Und dann ist plötzlich alles aus. Ein mitreissendes Fussballspiel ist zu Ende. Eines, das keinen Verlierer verdient hat – und in dem dieser auf tragische Art und Weise ermittelt wird. Es ist ein Eigentor, das in der Verlängerung den Traum von Deportivo Alavés beendet, den UEFA-Cup gewinnen zu können.
Deportivo Alavés? Alleine schon die Teilnahme am Uefa-Cup-Final ist eine Sensation. Der baskische Kleinklub erlebt die erfolgreichste Phase seiner Geschichte, als er 1998 in die Primera Division aufsteigt und die Saison im Jahr 2000 auf Rang 6 abschliesst. So gut ist Alavés vorher und nachher nie mehr.
Diesen Schwung nehmen die Spanier mit in die kommende Saison. Im UEFA-Cup räumen sie alles aus dem Weg, teils auf spektakuläre Weise. In der ersten Runde zieht Alavés den Kopf gerade noch aus der Schlinge, als es nach torlosem Hinspiel bei Gaziantepspor 1:2 zurückliegt und noch 4:3 siegt.
Es folgen torreiche Duelle mit norwegischen Klubs (5:3 gegen Lilleström und 4:2 gegen Rosenborg Trondheim), ehe im Achtelfinal Inter Mailand wartet. Die Italiener holen in Alavés ein 3:3, doch im San Siro scheitert der Favorit. Alavés feiert einen 2:0-Erfolg und zieht in die Viertelfinals. Dort wird Ligakonkurrent Rayo Vallecano eliminiert (3:0, 1:2), womit Alavés nur noch zwei Spiele vom Final in Dortmund entfernt ist.
In den Halbfinals liefern die «Albiazules» zwei Gala-Vorstellungen ab.
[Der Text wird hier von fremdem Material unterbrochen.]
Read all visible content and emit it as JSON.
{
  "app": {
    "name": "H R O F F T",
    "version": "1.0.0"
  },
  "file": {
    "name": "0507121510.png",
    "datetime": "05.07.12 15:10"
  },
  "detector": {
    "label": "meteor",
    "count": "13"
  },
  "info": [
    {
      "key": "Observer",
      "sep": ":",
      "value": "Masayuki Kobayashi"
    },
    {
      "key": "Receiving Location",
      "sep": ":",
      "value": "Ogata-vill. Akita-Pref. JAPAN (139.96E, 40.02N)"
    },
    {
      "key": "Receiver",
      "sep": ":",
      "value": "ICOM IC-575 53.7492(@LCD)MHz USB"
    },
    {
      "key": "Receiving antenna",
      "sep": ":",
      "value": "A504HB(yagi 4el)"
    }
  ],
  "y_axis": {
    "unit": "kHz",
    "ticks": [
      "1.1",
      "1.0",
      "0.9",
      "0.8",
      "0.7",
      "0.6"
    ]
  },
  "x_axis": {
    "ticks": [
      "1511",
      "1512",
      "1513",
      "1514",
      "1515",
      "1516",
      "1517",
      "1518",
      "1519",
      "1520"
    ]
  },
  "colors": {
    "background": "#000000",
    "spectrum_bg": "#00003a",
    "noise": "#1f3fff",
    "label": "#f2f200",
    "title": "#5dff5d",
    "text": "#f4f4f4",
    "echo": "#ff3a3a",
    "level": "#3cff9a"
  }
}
Gleich mit 5:1 wird der 1. FC Kaiserslautern aus dem Estadio de Mendizorroza gefegt. Und im Rückspiel auf dem Betzenberg gibt es für die «Roten Teufel» ebenfalls nichts zu holen: Alavés siegt mit 4:1 und zieht mit dem Gesamtskore von 9:2 mit Pauken und Trompeten in den Final ein.
Und dann also das Endspiel. Gegen den FC Liverpool, der im Halbfinal Barcelona rausgekegelt hat und zuvor schon die AS Roma. Die Engländer sind der klare Favorit und dieser Rolle werden sie von Beginn auch gerecht.
Markus Babbel, von 2014 bis 2018 Trainer beim FC Luzern, köpft Liverpool schon nach vier Minuten in Führung. Und als der 20-jährige Steven Gerrard nach einer Viertelstunde auf 2:0 erhöht, scheint der Final früh entschieden zu sein.
Aber Alavés gibt nicht auf und kommt zum Anschlusstor durch Ivan Alonso. Auch auf das 1:3 (Gary McAllister mittels Penalty) finden die Spanier eine Antwort: Mit einem Doublette kurz nach der Pause gleicht Javi Moreno die Partie auf 3:3 aus.
Doch es fallen noch mehr Tore in einem Spiel, in dem Nati-Verteidiger Stéphane Henchoz nach 56 Minuten ersetzt wird. Für ihn kommt der tschechische Offensivspieler Vladimir Smicer. Und Trainer Gérard Houillers Mut zum Risiko wird belohnt. Robbie Fowler bringt Liverpool in der 73. Minute wieder in Führung.
Sollte es bei diesem 4:3 bleiben? Nein. Der prominenteste Name in Alavés' Elf hat etwas dagegen. Jordi Cruyff, der Sohn der holländischen Legende Johan Cruyff, gelingt in der 89. Minute der erneute Ausgleich. 4:4 – das Spiel geht in die Verlängerung.
Der Modus sieht damals vor, dass die Partie beim ersten Tor in der Verlängerung beendet ist: «Golden Goal» heisst die Regel. Und sie kommt im Dortmunder Westfalenstadion zur Anwendung.
Kurz bevor es ins Penaltyschiessen geht, fällt Liverpools Siegtreffer zum 5:4 – durch ein Eigentor. Delfi Geli heisst der Unglücksrabe, der eine Freistossflanke mit dem Kopf am eigenen Goalie vorbei abfälscht.
Liverpool-Captain Sami Hyypiä, während der wenig glorreichen Saison 2015/16 knapp neun Monate lang Trainer des FC Zürich, darf den Pokal in die Höhe stemmen. Der unheimliche Lauf von Deportivo Alavés ist gestoppt.
Die Finalteilnahme bleibt das einsame Highlight der Klubgeschichte. In der Saison nach diesem Triumph steigt Alavés ab und ist nur noch für eine Spielzeit (2005/06) zurück in der Primera Division. Danach geht es sogar bis in die dritte Liga hinunter.